With this in mind, it is not surprising that more and more marijuana users cook cannabis-infused edibles in their kitchens. And most of them fall victim to the same mistakes.
Many people say “Oh yeah, I just put a few Chem Valley Kush flowers into my cookies, and they were so great!” No, they actually were not. If you do so, a process called decarboxylation will occur, and you will likely get some of the potency but will not be able to eat your masterpiece. All you can get in this case is an unappetizing, green-flecked, and awful-smelling mass of unknown potency.
It is not enough to simply simmer your chopped-up weed in butter anymore. If you ingest cannabis and want the full psychoactive effect, you need to decarboxylate before cooking. The raw plant contains THCA, which is a non-psychoactive cannabinoid. THCA needs to be heated to change into the psychoactive THC.
Decarboxylation is the process of extracting THC from the plant and infusing the butter with it. Cannabutter is the primary ingredient of many marijuana-infused products.
It may sound silly, but that is exactly where many people fail.

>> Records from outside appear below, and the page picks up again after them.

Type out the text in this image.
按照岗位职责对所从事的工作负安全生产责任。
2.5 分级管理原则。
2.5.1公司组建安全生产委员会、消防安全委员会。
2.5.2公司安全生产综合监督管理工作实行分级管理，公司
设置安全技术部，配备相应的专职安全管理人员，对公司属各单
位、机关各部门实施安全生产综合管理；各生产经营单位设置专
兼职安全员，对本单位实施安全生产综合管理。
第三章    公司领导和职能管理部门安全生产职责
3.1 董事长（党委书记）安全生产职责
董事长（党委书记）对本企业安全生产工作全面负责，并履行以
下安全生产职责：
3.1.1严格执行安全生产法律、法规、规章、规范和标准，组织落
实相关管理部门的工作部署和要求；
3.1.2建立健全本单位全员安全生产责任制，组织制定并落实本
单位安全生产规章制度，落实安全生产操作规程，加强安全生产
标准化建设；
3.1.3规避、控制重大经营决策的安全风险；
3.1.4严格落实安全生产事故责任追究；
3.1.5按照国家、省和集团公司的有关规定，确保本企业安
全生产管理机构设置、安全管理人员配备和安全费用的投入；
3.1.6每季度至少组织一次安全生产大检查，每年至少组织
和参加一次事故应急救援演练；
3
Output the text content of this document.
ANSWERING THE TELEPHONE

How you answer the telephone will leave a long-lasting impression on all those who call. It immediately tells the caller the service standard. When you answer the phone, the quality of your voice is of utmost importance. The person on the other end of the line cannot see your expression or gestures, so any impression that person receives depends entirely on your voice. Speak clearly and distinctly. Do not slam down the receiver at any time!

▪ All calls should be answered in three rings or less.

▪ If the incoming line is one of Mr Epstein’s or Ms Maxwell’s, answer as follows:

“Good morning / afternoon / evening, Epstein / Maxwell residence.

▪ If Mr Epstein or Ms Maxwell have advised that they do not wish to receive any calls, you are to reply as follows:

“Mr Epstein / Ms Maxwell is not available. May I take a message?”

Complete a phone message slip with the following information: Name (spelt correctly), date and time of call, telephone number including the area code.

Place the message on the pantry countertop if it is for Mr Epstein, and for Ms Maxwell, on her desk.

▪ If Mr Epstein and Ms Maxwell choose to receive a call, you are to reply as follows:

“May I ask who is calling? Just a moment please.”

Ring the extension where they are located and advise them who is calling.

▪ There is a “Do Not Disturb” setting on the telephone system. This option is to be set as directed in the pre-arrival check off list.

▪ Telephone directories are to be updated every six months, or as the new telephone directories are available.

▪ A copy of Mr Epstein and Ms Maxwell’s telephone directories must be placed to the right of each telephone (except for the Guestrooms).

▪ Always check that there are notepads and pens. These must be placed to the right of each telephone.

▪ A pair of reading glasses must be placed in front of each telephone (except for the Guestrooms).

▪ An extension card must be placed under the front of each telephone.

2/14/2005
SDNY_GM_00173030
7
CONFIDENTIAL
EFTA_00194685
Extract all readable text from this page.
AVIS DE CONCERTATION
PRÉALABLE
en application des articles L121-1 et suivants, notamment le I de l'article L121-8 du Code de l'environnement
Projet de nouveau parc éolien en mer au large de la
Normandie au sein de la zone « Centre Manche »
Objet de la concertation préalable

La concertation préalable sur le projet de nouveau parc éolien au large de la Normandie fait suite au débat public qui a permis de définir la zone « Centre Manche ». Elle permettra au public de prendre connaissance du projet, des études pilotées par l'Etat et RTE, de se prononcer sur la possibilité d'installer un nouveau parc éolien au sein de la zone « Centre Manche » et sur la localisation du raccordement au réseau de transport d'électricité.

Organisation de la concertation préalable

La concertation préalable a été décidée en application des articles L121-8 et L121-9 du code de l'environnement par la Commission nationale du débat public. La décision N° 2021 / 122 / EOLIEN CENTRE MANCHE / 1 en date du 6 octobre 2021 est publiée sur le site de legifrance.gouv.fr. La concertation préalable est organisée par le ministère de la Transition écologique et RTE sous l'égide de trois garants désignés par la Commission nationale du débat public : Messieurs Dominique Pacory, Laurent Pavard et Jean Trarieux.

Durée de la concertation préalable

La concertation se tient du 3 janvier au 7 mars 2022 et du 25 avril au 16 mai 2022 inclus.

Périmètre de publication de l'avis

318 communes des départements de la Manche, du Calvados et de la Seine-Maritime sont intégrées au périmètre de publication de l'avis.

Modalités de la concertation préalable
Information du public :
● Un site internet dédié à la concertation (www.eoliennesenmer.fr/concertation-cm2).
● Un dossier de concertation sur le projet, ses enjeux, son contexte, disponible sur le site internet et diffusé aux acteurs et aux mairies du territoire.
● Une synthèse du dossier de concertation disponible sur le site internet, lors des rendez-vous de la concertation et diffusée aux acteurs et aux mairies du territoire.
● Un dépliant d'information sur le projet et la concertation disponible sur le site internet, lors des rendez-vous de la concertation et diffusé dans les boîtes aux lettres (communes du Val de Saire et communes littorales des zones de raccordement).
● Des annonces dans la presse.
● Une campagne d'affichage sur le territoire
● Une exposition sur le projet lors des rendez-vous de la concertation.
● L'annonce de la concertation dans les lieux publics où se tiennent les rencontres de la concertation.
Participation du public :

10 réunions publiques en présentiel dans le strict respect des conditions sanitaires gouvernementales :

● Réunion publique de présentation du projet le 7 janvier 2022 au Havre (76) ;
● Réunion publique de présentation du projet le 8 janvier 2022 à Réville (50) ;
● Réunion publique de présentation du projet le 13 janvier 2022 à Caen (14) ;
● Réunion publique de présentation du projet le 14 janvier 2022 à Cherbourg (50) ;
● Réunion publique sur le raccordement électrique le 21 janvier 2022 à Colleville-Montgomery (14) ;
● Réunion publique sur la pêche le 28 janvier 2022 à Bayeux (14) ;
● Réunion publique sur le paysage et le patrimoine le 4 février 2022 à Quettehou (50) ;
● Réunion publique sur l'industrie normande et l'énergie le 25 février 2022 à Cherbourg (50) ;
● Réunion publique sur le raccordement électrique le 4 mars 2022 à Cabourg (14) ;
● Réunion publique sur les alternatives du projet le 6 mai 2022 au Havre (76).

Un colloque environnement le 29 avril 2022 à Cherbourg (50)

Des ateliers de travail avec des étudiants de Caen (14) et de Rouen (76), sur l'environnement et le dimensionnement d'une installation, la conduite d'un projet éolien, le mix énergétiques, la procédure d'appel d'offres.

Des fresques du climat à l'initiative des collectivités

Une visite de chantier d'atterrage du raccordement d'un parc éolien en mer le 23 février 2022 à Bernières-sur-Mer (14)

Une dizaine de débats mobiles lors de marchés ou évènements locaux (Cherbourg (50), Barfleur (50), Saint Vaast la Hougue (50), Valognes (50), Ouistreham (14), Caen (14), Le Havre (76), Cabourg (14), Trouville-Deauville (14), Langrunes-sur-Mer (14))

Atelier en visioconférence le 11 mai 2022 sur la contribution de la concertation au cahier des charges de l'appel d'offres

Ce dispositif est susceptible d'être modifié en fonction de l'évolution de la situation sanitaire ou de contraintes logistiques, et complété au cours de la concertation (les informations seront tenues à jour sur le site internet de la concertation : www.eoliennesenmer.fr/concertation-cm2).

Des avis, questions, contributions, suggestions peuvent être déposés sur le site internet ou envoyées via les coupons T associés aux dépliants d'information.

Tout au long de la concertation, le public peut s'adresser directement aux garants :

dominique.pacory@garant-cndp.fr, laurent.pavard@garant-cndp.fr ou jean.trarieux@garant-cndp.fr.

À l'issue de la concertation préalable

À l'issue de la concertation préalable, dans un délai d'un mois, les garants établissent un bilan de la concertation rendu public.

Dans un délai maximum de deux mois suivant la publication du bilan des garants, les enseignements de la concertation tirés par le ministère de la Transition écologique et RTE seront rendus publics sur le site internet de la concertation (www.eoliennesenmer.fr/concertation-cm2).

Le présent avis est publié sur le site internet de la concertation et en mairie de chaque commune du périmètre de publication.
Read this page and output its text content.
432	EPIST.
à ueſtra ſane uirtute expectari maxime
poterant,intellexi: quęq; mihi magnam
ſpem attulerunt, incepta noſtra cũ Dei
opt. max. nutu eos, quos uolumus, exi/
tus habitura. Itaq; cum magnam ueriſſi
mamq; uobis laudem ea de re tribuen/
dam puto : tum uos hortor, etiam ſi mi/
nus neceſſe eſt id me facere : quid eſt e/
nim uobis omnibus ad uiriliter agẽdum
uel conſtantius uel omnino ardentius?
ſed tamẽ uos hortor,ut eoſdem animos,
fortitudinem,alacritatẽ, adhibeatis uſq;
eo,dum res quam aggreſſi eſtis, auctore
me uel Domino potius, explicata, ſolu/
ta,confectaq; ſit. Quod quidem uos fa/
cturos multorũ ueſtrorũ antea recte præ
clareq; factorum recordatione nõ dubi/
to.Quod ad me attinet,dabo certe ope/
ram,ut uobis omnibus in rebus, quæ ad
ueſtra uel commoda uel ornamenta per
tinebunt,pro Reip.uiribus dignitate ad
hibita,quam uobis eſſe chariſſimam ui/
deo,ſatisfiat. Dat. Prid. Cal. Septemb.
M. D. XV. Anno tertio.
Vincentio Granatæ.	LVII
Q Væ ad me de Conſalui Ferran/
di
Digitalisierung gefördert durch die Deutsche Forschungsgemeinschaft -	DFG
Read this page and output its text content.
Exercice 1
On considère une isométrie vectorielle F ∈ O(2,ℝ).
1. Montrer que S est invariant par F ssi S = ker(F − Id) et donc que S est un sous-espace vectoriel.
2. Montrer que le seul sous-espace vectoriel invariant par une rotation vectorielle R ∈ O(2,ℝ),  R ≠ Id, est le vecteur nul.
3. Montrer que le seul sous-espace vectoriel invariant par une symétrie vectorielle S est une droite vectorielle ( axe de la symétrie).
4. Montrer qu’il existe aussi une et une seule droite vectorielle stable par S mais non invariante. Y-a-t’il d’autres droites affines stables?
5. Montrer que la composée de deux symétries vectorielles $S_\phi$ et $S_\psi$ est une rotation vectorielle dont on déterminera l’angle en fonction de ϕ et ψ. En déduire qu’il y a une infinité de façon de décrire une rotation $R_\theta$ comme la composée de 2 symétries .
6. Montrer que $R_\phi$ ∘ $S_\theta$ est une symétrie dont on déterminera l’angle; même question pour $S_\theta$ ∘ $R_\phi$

Imagine that you have taken a few blended buds and put them into your crock pot with some oil, butter, and water, and let it boil. But if you had not cleaned your weed from impurities before cooking, your cookies will be the most disgusting food you have ever eaten.
Marijuana may contain mold and heavy-duty pesticides or even chlorophyl that is equally powerful and horrible.
So, to avoid the bad taste, you have to extract as many impurities as possible. The easiest way to clean your weed is to soak the buds in distilled water for a couple of days. Then you need to blanch it, remove it from the water, and dry carefully. By blanching, you can get a much purer flower to infuse into the butter. It will still smell like cannabis, but the color could change. So, do not be scared to see that your cannabutter is yellow, not green or black like in most photos on the Internet.
Although many pot cooks advise heating a crock pot to 350 degrees Fahrenheit, it is not a good idea. THC starts to degrade at 365 degrees, and most ovens are not precise enough to distinguish ten degrees from twenty-five degrees. Thus, cooking at 350, you have all chances to start degrading and evaporating the psychoactive cannabis compound.
Also, be very careful when cooking in a pan. Using cannabutter or cannabis oil is not the same as using usual butter or oil: you cannot put it in the pan before adding the rest of the ingredients. Instead, you have to put the cannabis oil in the end, when the heat is shut off, but the pan is still hot. That way, you will not lose any of the potency.